More broadly, the threat to freedom for our generation is not primarily through conventional war, but the continual undermining of the international, rules-based system from the rise of authoritarian states; this is pursued aggressively by Russia and more subtly by China. It is an issue which unites the UK with the Anglosphere. The US, New Zealand and Australia have all been particularly affected by Chinese influence. Indeed there are questions over whether New Zealand should still be a member of the Five Eyes intelligence sharing community.

How open societies respond to the threat of authoritarian states ,which use the former’s freedoms to undermine them, spreading fake news, damaging confidence in our electoral systems and our institutions, will in part dictate the strength of democracies in the decades ahead. We need to be champions of this interconnected, open world, both through the actions of our state, but just as importantly as a nation of 65 million people entwined with so many parts of the world on so many levels.

In the Middle East, we have been engaged in more or less continual wars for two decades. Our reputation is damaged, and yet we have a new naval base in Bahrain and allies, especially in the Gulf, that want us to engage, both as a respected power in its own right, but also to bolster the US.

The trade war aside, the problems above have not been caused by President Trump, but he is making them worse. He undermines the institutions of the US when he verbally attacks his own intelligence agencies, or calls former FBI director James Comey “scum”. He is deeply compromised by his relationship with Putin. His partial success in Korea has yet to amount to tangible change. He is kicking the international order that has given the US a world with which to trade, without suggesting anything better.

Amongst all this, Brexit is happening. We are a country involved in many alliances; we are treaty members of some 80 organisations around the world. We are leaving two; the EU and Euratom, the EU nuclear agency. We remain a nation that needs the international system to work. As colleagues such as Tom Tugendhat and Johnny Mercer have pointed out, the world is becoming more dangerous. Our spending needs to reflect that.

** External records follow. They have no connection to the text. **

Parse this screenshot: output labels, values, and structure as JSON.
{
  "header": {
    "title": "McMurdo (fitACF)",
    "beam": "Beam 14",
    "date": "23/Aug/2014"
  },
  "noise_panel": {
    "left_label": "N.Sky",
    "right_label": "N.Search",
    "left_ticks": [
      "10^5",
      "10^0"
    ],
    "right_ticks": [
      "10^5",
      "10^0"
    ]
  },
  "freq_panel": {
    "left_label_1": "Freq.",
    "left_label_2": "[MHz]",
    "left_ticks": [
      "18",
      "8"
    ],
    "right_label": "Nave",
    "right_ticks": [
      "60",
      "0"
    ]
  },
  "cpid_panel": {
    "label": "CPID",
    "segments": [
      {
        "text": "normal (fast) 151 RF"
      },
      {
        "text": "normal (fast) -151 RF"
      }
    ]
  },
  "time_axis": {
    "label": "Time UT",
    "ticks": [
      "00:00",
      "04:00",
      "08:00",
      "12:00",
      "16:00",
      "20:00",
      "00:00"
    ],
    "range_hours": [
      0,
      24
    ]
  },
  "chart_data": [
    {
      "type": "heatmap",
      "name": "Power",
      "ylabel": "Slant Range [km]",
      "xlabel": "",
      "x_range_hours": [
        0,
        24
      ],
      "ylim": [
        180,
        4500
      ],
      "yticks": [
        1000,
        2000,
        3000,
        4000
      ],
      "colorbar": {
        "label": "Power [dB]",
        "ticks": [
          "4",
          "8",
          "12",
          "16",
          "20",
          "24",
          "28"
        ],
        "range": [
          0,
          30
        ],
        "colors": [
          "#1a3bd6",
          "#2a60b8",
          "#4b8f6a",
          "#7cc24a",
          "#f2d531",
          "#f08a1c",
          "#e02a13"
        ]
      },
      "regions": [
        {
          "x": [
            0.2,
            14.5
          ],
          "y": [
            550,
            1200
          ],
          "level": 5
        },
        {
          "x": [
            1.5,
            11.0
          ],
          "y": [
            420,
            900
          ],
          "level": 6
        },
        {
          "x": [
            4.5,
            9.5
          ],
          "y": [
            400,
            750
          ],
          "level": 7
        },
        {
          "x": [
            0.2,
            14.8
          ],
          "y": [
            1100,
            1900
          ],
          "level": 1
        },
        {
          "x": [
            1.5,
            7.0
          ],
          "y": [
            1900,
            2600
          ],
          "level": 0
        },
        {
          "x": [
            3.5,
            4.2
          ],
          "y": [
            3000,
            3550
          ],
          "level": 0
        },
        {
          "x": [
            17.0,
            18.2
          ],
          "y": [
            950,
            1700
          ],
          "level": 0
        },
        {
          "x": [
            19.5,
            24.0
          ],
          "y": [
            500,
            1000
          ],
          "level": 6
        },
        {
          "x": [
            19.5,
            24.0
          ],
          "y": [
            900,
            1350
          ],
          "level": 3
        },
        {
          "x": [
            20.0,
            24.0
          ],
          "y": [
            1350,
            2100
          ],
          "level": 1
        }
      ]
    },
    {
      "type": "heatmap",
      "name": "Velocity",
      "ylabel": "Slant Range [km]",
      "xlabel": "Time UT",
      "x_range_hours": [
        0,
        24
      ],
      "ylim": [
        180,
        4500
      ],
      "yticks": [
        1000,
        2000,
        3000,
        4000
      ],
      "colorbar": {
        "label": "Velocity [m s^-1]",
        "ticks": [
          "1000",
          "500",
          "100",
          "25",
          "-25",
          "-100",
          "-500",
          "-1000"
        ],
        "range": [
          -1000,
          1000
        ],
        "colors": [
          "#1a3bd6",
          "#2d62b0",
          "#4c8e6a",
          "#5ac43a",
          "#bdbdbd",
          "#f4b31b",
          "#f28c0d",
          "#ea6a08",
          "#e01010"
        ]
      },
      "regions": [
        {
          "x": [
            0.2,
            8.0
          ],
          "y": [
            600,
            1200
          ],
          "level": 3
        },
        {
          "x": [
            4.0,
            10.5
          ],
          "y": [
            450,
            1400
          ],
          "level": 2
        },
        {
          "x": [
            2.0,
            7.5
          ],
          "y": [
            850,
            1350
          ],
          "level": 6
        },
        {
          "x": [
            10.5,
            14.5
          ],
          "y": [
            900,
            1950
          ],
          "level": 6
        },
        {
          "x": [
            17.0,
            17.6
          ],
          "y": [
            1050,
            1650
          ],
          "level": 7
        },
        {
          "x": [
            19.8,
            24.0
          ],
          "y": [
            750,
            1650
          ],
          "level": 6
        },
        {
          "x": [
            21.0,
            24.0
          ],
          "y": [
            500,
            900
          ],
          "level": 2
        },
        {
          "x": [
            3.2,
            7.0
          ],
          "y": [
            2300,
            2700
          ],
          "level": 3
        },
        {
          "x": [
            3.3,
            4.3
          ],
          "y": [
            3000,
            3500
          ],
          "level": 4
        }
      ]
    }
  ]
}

Arguably we have become lazy, intellectually and practically. We have relied on the EU for our diplomacy and the US for our strength. Both these relationships are changing. To ensure our allies and potential enemies take us seriously, we need to deliver more value in our overseas spending. This includes reassessing our balance of soft and hard power, ranging from the BBC World Service to the size and capability of the armed services, to how we spend aid money.

We need to use smart power, delivering more influence in both international institutions and bilateral relationships. This involves understanding how to get the most out of the five government departments involved in foreign affairs; the FCO, Defence, DIT, DfID, and No 10. Should a thousand flowers bloom, to misquote Mao, or should they — minus No 10 — be absorbed into a turbo-charged Foreign Office which coordinates and directs our overseas ambitions?

A few think tanks are doing good work on the future of UK foreign policy, but Government itself is so fixated on the present that it is not looking to the medium and long term. In terms of thought leadership, not enough is coming out of Whitehall. Jeremy Hunt, if he is to make a difference, needs to have the freedom to shape Britain’s global aspirations and engage in some sustained thinking. I am sure that the Foreign Affairs Committee, on which I sit, would be delighted to support him in that task.

Bob Seely is the Member of Parliament for the Isle of Wight and sits on the Foreign Affairs Committee.